Pada Kamus Besar Bahasa
Indonesia kata makar, diartikan akal busuk; tipu muslihat. Makar dalam arti
akal busuk, tipu muslihat adalah perbuatan seseorang atau kelompok yang berniat
negatif terhadap seseorang untuk kepentingan orang atau kelompok yang
melakukannya. Arti lainnya, makar adalah perbuatan dengan maksud hendak
menyerang atau membunuh.
Makna makar berkaitan dengan
pemerintahan adalah perbuatan (usaha) menjatuhkan pemerintah yang sah. Arti
kata Makar yang ketiga ini merupakan usaha menjatuhkan pemerintahan yang sah di
sebuah negara.
Pertanyaan krusial, apakah
gerakan aksi demonstrasi dan suara-suara kritis serta merta dapat dikategorikan
tindakan makar?
Demonstrasi atau dalam bahasa
konstitusi menyampaikan pendapat di muka umum, adalah alat sah rakyat untuk
menagih hak-haknya dari negara. Dalam UUD NRI 1945, demonstrasi atau
penyampaian pendapat di muka umum diperkenankan. Malah menjadi hak
konstitusional setiap warga negara, sebagaimana diatur dalam Pasal 28E ayat (3)

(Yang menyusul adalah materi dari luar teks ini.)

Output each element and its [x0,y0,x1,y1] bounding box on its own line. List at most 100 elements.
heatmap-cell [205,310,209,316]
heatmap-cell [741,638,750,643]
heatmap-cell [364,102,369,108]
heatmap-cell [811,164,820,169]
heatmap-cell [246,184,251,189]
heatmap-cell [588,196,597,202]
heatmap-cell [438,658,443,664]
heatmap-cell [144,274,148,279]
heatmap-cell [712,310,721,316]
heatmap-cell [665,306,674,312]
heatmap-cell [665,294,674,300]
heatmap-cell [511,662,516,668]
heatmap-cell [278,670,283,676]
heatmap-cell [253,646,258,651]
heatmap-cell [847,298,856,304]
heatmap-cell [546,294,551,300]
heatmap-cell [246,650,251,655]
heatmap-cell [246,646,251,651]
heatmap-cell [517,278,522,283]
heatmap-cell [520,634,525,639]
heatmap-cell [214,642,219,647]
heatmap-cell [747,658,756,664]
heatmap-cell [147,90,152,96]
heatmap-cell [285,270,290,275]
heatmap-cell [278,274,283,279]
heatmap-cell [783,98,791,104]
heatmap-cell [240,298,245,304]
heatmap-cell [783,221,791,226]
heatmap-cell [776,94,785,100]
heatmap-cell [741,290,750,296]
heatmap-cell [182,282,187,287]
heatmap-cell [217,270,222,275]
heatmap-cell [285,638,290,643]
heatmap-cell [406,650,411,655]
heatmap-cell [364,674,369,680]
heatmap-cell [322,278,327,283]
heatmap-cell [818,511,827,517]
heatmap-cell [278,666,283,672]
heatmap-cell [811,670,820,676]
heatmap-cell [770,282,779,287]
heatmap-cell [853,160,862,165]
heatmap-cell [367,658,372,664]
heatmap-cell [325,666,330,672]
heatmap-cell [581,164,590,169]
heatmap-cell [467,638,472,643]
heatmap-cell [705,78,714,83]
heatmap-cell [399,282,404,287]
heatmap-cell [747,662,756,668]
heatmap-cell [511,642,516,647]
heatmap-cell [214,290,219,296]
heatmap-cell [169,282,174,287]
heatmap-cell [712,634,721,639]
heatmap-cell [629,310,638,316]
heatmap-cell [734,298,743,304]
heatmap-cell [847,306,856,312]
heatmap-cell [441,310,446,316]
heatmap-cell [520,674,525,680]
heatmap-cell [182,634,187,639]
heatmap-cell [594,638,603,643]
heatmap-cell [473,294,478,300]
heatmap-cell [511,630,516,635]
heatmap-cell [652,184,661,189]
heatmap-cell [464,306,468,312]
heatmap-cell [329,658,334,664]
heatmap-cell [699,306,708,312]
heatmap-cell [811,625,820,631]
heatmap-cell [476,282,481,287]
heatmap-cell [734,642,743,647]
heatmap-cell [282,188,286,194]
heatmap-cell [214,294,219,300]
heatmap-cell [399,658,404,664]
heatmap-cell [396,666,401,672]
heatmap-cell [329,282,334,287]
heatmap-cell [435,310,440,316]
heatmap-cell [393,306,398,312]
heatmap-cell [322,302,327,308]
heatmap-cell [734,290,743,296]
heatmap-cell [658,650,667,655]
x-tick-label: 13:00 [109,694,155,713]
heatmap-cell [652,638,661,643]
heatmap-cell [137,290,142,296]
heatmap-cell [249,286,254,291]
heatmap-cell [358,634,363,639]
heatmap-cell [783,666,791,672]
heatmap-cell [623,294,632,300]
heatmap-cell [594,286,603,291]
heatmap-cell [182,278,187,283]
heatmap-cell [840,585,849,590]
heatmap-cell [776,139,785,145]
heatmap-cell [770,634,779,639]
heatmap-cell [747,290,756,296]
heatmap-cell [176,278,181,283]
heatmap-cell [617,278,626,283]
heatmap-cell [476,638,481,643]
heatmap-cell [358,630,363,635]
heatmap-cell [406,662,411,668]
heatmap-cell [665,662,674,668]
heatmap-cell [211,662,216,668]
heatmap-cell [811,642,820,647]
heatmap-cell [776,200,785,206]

UUD NRI 1945. Dengan demikian, secara hukum, demonstrasi tidak serta-merta
dapat didefinisikan sebagai tindakan makar, melainkan salahsatu instrumen yang
sah sebagai alat menagih hak-hak rakyat kepada negara.
Dimana delik makar dalam
penyampaian pendapat di muka umum? Ada beberapa pasal dalam KUHP yang
berhubungan dengan aspek delik makar. Namun delik formilnya sudah dianulir oleh
Mahkamah Konstitusi. Pada delik formil, suatu perbuatan menjadi kejahatan
semata karena perbuatan itu disebut oleh Undang-Undang. Ketika dilanggar,
langsung menjadi kejahatan tanpa perlu membuktikan niat jahat (mens rea) dari perbuatan itu.
Demonstrasi bukan delik formil, tapi delik materil. Dimana delik materilnya?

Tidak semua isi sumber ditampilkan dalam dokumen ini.